Как ей и положено, она начиналась от ошейника, но вот потом — куцым, звенящим от напряжения обрывком исчезала в прямо в утрамбованной, перемешанной с булыжниками почве… в той развороченной комковатой борозде, что тянулась теперь через двор. Луций едва глаза себе не протёр — сама земля словно ухватила цепь твёрдыми губами, вжевала её в себя и продолжала сгладывать всё глубже и глубже. Напружиненная отчаянным усилием шея пса против его воли клонилась туда же, к самой земле. Пёс бесновался — бечёвками натягивались жилы. Глаза кровянились выкаченными сверх предела белка́ми, и слюна ярости пузырилась промеж клыков.
Второй пёс… тот, что был привязан подальше — уже подломил лапы, не выдержав противоборства с собственной цепью. Морда его касалась земли, ухо вывернулось наизнанку, будто пустой мешок. Задние лапы отчаянно сучили, вздымая пыль и расцарапанный мусор.

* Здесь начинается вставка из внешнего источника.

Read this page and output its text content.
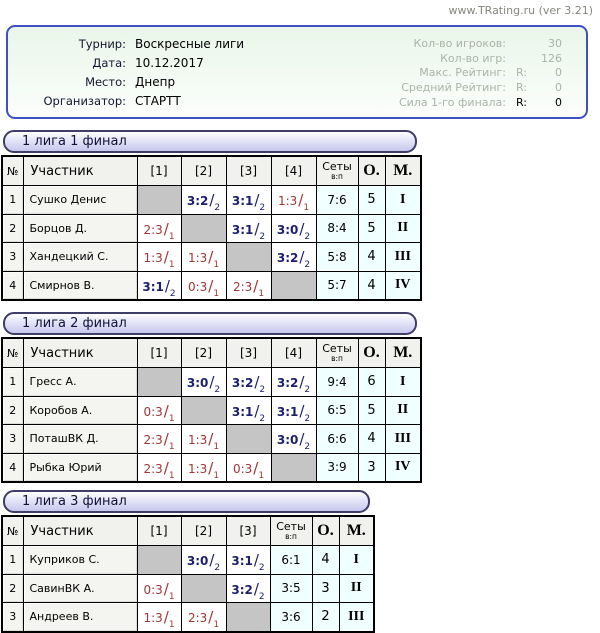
www.TRating.ru (ver 3.21)
Турнир: Воскресные лиги
Дата: 10.12.2017
Место: Днепр
Организатор: СТАРТТ
Кол-во игроков:	30
Кол-во игр:	126
Макс. Рейтинг: R:	0
Средний Рейтинг: R:	0
Сила 1-го финала: R:	0
1 лига 1 финал
№	Участник	[1]	[2]	[3]	[4]	Сеты
в:п	О.	М.
1	Сушко Денис		$3:2/_2$	$3:1/_2$	$1:3/_1$	7:6	5	I
2	Борцов Д.	$2:3/_1$		$3:1/_2$	$3:0/_2$	8:4	5	II
3	Хандецкий С.	$1:3/_1$	$1:3/_1$		$3:2/_2$	5:8	4	III
4	Смирнов В.	$3:1/_2$	$0:3/_1$	$2:3/_1$		5:7	4	IV
1 лига 2 финал
№	Участник	[1]	[2]	[3]	[4]	Сеты
в:п	О.	М.
1	Гресс А.		$3:0/_2$	$3:2/_2$	$3:2/_2$	9:4	6	I
2	Коробов А.	$0:3/_1$		$3:1/_2$	$3:1/_2$	6:5	5	II
3	ПоташВК Д.	$2:3/_1$	$1:3/_1$		$3:0/_2$	6:6	4	III
4	Рыбка Юрий	$2:3/_1$	$1:3/_1$	$0:3/_1$		3:9	3	IV
1 лига 3 финал
№	Участник	[1]	[2]	[3]	Сеты
в:п	О.	М.
1	Куприков С.		$3:0/_2$	$3:1/_2$	6:1	4	I
2	СавинВК А.	$0:3/_1$		$3:2/_2$	3:5	3	II
3	Андреев В.	$1:3/_1$	$2:3/_1$		3:6	2	III
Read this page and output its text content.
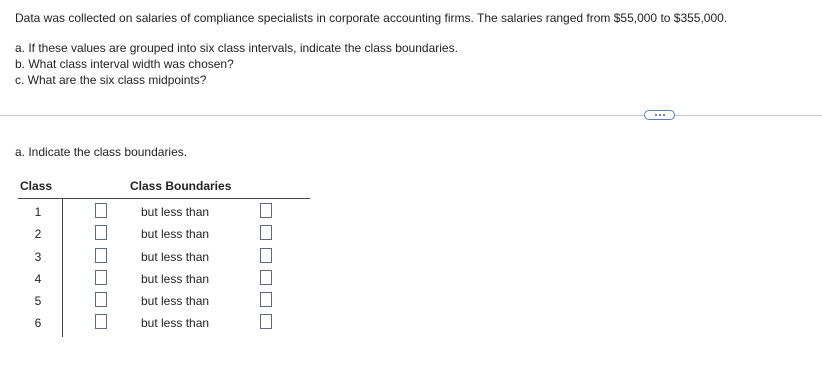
Data was collected on salaries of compliance specialists in corporate accounting firms. The salaries ranged from $55,000 to $355,000.
a. If these values are grouped into six class intervals, indicate the class boundaries.
b. What class interval width was chosen?
c. What are the six class midpoints?
a. Indicate the class boundaries.
Class	Class Boundaries
1	but less than
2	but less than
3	but less than
4	but less than
5	but less than
6	but less than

Третьего пса нигде не было видно…, но за телегами — тоже не прекращалась невидимая отсюда возня.
И Луций, чувствуя, как его собственное тело перестаёт быть размякшей ветошью и вновь становится гибким и подвижным — выдохнул, наконец…
И улыбнулся упокоено…
Должно быть, его улыбка тоже вышла похожей на оскал — пёс, прижатый цепью к земле, яростно оскалился в ответ. Спина его напряглась так, что аж хребет затрещал. Это не помогло — цепь медленно, звено за звеном, уходила под землю… и укоротилась уже настолько, что клацающие челюсти лишь кромсали утоптанный дерн. Пёс закашлял и захрипел, подавившись сожранной вместо Луция землёй. А цепь всё тянула и тянула его вниз — вот погрузились ноздри… вот — трепещущие брыли, насквозь прокушенные от злости… Белки́ глаз сверкнули напоследок… потом земля, горкой вспучившись вокруг головы, запорошила и их…
— Смотри… — хрипло, дёргаясь от своих слов, как дробилка, жующая камень, проговорил Луций второму псу. — Смотри, что будет с тобой…
Опьянённый этой победой, он даже хотел было рассказать псу напоследок — как вскроет брезент на крытых телегах, которые тот поставлен охранять… Чувствуя странное невообразимое презрение к каждому, кто встанет однажды на его пути, он хотел ещё как-нибудь отравить последние секунды пёсьей жизни, но… просто не успел. Цепь не оставила ему времени на это — неспешно, но с постоянной скоростью, она всё утягивалась и утягивалась в землю, чередуя звенья, будто молитвенные чётки… И, пока Луций подбирал слова — напряжённый голый загривок пса всё клонился и клонился… пасть уже рыхлила и слюнявила грязь под собой… и яростная глотка, до самых кишок забитая пережёванной землёй, уже исторгала один хрип вместо рыка… земля уже пучилась вокруг ушей… хребет уже содрогался конвульсивно… и задние лапы уже беспомощно сучили, воздетые в воздух…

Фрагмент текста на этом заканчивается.